First-year university students are excitedly anticipating their imminent new life on campus, but how well do they know their institutions?
In addition to academic performance and sporting prowess, some universities are renowned for well-designed campuses featuring masterpieces by architectural heavyweights. Hong Kong is no different.
The Jockey Club Innovation Tower
University: Polytechnic University
Architect: Zaha Hadid (Her other works include London Aquatics Centre, Heydar Aliyev Centre in Azerbaijan and Guangzhou Opera House.)
Year of Completion: 2013
Amid the hustle and bustle of a major traffic junction in Hung Hom stands an almost illusory building. The Jockey Club Innovation Tower, next to the main campus, is designed by one of the greatest architects of our time. The building marks Zaha Hadid’s first permanent work in Hong Kong.

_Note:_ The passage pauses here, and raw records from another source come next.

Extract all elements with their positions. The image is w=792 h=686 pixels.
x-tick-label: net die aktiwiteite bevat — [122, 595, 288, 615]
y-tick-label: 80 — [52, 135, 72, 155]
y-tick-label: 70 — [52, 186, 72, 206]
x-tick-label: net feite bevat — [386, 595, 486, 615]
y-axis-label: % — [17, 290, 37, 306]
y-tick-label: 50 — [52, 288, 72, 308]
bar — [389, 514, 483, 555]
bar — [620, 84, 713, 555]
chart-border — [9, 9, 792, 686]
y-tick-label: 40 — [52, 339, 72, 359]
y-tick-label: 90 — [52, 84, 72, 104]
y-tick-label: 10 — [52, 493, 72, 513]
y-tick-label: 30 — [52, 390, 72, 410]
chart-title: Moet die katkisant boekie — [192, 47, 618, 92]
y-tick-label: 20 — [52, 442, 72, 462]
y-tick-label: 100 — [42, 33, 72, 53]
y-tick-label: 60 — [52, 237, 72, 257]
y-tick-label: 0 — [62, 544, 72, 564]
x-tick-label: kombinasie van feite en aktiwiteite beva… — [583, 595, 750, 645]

Taking up the mission to create “a beacon structure symbolising and driving the development of Hong Kong as a design hub in Asia,” Zaha Hadid Architects won the bid to design the building in 2007. The result is a “building which is inherently organised and understood to visitors from the point of entry”.
The 15-storey building makes use of the Pritzker-prize-winning architect’s iconic visionary silhouettes and fluid character. “Its design dissolves the classic typography of tower and the podium into an iconic seamlessly fluid new structure,” Hadid said. It may seem out of place in its busy setting, but it lives up to its name, housing the School of Design.

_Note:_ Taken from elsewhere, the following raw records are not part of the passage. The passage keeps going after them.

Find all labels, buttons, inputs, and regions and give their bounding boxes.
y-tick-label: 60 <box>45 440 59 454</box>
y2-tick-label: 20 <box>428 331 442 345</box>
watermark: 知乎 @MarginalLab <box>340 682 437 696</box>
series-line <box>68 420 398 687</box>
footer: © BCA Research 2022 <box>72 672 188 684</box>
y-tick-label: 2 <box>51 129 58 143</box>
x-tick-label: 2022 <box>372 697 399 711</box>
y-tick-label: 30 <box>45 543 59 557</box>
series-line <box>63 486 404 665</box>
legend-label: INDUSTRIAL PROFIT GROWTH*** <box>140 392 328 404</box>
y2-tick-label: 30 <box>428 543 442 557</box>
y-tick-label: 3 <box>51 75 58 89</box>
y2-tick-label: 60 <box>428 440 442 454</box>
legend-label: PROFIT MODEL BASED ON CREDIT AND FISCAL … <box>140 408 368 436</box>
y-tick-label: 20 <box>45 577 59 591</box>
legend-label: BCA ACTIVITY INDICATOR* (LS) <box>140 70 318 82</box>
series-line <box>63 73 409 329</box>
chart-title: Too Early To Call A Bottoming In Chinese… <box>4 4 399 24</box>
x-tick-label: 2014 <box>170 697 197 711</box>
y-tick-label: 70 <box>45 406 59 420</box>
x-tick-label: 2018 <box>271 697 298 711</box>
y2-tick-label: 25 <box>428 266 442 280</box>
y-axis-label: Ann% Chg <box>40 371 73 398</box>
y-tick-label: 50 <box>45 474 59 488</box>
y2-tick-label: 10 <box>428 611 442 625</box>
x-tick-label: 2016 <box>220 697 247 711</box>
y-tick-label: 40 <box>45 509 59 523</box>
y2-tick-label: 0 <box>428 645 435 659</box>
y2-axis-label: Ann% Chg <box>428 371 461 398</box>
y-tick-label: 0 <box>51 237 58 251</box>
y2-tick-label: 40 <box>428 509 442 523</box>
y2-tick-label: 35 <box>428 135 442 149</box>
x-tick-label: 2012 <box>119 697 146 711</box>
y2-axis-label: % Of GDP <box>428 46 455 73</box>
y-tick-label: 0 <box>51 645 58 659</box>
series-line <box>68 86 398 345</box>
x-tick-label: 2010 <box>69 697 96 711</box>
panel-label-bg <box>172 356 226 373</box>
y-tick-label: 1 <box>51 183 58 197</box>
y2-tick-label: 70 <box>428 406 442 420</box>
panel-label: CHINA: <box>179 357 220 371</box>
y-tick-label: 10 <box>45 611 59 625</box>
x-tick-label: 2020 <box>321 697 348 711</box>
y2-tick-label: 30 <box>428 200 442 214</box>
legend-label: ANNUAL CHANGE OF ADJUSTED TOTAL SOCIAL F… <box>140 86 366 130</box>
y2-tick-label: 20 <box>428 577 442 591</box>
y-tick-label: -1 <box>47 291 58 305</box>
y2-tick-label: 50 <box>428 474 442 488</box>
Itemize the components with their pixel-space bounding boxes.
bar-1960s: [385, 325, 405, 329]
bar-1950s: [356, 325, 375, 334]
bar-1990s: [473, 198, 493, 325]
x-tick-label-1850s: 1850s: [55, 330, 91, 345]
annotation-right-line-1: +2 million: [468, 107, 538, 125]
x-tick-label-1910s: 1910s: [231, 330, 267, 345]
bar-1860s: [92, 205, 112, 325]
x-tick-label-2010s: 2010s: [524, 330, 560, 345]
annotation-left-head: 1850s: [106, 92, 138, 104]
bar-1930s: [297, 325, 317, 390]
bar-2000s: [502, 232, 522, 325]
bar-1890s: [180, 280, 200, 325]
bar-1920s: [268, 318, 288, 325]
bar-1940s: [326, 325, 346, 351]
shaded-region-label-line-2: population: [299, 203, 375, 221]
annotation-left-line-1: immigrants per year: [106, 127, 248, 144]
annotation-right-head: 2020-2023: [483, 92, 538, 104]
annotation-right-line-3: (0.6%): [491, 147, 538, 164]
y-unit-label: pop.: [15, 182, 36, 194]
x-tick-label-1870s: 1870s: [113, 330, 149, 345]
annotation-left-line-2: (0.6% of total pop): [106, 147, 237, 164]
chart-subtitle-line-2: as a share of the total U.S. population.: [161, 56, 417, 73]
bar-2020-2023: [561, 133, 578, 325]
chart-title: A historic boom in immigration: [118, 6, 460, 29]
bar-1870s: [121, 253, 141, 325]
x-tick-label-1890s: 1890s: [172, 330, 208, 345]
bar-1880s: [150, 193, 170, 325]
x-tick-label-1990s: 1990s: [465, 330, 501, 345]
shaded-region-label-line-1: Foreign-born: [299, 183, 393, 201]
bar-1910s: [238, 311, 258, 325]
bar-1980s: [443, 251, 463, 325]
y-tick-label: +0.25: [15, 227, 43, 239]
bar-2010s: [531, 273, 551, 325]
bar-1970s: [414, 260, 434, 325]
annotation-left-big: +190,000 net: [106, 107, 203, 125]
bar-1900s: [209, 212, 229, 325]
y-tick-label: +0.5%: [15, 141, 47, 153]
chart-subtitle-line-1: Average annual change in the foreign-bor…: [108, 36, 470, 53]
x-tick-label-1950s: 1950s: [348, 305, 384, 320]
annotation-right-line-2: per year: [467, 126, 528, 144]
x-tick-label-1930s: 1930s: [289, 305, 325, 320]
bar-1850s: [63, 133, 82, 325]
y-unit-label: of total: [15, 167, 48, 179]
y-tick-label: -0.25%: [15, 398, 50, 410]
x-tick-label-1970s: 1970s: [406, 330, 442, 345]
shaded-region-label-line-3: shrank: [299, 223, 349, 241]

Run Run Shaw Creative Media Centre
University: City University
Architect: Daniel Libeskind (HIs other works include One World Trade Center in New York, Imperial War Museum North in Manchester and Jüdisches Museum Berlin.)
Year of Completion: 2011
Another futuristic building in the Hong Kong academic scene is the Run Run Shaw Creative Media Centre (CMC) at City University.

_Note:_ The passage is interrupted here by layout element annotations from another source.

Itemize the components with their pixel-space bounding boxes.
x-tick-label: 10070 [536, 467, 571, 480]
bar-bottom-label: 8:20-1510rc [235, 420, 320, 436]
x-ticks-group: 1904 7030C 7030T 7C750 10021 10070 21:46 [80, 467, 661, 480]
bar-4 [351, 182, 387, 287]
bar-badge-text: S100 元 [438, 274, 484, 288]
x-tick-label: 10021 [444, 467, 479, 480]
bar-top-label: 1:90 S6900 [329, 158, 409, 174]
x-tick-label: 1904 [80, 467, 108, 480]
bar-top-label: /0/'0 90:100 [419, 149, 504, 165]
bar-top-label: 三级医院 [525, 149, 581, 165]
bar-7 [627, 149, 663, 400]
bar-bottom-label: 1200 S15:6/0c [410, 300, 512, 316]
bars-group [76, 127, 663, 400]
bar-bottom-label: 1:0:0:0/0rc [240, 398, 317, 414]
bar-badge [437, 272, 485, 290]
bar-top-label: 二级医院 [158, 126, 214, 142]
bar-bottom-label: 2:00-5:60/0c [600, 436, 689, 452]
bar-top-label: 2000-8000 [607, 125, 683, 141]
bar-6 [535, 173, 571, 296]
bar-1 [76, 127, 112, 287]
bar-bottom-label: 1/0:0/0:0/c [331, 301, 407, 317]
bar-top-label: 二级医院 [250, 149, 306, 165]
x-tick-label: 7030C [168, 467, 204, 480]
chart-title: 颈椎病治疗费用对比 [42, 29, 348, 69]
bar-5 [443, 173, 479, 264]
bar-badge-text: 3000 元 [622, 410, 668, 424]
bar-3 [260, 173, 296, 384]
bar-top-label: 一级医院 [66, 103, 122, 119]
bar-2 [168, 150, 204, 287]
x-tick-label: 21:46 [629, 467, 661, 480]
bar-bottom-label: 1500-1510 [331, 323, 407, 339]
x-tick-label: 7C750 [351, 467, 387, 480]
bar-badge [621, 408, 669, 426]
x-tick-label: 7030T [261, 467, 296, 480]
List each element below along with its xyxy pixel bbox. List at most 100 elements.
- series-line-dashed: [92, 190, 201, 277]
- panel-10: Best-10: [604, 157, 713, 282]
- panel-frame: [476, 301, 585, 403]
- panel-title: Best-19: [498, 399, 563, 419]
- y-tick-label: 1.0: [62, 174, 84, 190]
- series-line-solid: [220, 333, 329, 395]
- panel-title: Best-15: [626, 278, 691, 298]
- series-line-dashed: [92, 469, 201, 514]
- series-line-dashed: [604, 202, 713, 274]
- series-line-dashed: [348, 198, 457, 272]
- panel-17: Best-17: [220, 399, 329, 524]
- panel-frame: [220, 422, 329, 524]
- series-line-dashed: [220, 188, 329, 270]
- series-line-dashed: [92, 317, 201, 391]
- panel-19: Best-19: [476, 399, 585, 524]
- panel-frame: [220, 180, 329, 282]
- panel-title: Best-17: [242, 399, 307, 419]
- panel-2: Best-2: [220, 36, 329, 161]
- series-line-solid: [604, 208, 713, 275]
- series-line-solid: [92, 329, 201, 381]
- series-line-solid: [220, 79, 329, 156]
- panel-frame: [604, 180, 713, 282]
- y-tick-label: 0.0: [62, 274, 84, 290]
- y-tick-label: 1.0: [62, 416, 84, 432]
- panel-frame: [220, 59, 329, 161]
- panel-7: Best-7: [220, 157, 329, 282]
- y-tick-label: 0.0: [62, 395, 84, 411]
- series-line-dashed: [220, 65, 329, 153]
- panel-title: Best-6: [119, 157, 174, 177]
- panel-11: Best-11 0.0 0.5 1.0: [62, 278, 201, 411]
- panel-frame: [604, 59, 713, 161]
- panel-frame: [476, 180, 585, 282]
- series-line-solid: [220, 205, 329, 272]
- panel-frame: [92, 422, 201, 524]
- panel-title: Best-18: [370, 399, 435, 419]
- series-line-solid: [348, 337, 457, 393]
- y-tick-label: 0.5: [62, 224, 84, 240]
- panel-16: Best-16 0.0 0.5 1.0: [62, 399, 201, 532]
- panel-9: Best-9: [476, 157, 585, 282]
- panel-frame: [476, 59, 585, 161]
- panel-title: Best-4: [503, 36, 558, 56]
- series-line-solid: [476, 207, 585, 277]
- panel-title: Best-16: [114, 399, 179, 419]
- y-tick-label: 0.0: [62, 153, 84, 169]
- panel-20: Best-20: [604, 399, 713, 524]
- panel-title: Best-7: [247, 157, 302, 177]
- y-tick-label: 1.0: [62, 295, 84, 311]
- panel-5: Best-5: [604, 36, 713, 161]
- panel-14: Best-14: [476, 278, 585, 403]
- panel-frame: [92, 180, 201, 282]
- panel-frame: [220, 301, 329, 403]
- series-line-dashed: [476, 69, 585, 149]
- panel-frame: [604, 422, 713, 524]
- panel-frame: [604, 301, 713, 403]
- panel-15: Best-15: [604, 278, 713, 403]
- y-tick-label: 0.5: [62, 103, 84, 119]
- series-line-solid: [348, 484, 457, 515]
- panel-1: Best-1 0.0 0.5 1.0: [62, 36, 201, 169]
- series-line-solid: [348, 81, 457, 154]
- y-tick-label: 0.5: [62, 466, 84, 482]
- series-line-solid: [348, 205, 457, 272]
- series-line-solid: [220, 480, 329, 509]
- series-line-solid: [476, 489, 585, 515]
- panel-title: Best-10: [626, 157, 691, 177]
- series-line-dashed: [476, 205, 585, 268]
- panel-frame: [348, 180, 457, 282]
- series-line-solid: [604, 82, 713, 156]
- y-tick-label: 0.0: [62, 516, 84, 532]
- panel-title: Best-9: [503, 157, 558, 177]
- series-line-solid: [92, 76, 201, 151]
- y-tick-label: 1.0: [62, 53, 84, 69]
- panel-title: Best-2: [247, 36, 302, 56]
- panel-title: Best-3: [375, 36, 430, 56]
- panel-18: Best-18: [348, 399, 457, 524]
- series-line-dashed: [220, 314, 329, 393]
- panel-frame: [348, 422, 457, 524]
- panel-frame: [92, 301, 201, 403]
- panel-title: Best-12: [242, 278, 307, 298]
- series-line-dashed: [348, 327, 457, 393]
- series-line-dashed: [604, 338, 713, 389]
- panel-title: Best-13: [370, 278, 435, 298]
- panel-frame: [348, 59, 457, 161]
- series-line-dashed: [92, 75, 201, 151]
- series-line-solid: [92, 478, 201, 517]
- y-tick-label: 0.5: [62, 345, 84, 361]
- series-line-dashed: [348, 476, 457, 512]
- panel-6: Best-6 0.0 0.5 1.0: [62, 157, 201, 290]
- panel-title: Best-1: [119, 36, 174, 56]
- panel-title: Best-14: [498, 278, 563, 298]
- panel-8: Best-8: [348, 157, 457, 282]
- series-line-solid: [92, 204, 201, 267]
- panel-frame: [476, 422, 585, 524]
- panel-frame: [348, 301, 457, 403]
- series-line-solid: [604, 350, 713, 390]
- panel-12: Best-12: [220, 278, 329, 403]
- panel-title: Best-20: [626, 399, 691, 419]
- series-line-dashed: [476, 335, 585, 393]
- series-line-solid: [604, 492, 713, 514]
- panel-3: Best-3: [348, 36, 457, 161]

The crystalline structure is the permanent home of the School of Creative Media. Libeskind says the exterior carries his signature asymmetrical shapes, and captures the creative spirit and intensity of Hong Kong.
The building’s most prominent feature is a central spiral staircase with irregular twists that connects the floors within the nine-storey building, while the asymmetrical windows bring in natural light and echo the overall design.
Chu Hai College of Higher Education
Architect: Rocco Yim (His other works include International Finance Centre, Hong Kong Government Headquarters and Guangzhou Museum.)
Year of Completion: 2016
The Chu Hai College of Higher Education campus is “a highly linked and connected institution” according to Rocco Design Architects, a Hong Kong firm led by esteemed architect Rocco Yim. The complex consists of two academic buildings, dormitories, a boulevard that connects the two blocks and green space beneath the bridges.
The campus houses everything that a modern university needs, from teaching facilities to lecture theatres, an indoor gymnasium and residence. In order to maximise density within the property’s restricted footprint, the design is composed of vertically stacked blocks. Classrooms and libraries that require more space are on the upper floors and are suspended from the main slab blocks.
The extended floors and bridges mimic a tree, where people learn and share knowledge under the shade of “trees”. The construction is also inspired by Chinese calligraphy, and seeks a balance between the blocks and empty spaces in the centre.
Chinese University (Shenzhen Campus)
Architect: Rocco Yim
Year of Completion: 2015
The Shenzhen campus of Chinese University is another stunning addition to Yim’s portfolio, and marks his collaboration with Gravity Partnership and Wang Weijen Architecture, who also designed the PolyU Community College campus.
The campus is divided into three zones – Academic Clusters, Campus Green and Natural Terrain – to continue the architects’ mission to retain green elements. Interlocking teaching facilities are located at one edge of the campus. At the other end, the existing natural terrain is preserved and buildings are adapted to its topography. The two areas are connected by an open outdoor space.
Sustainability, interconnectivity and flexibility are the focuses of the project’s design strategy, which aims to create communities for research, learning, working and living.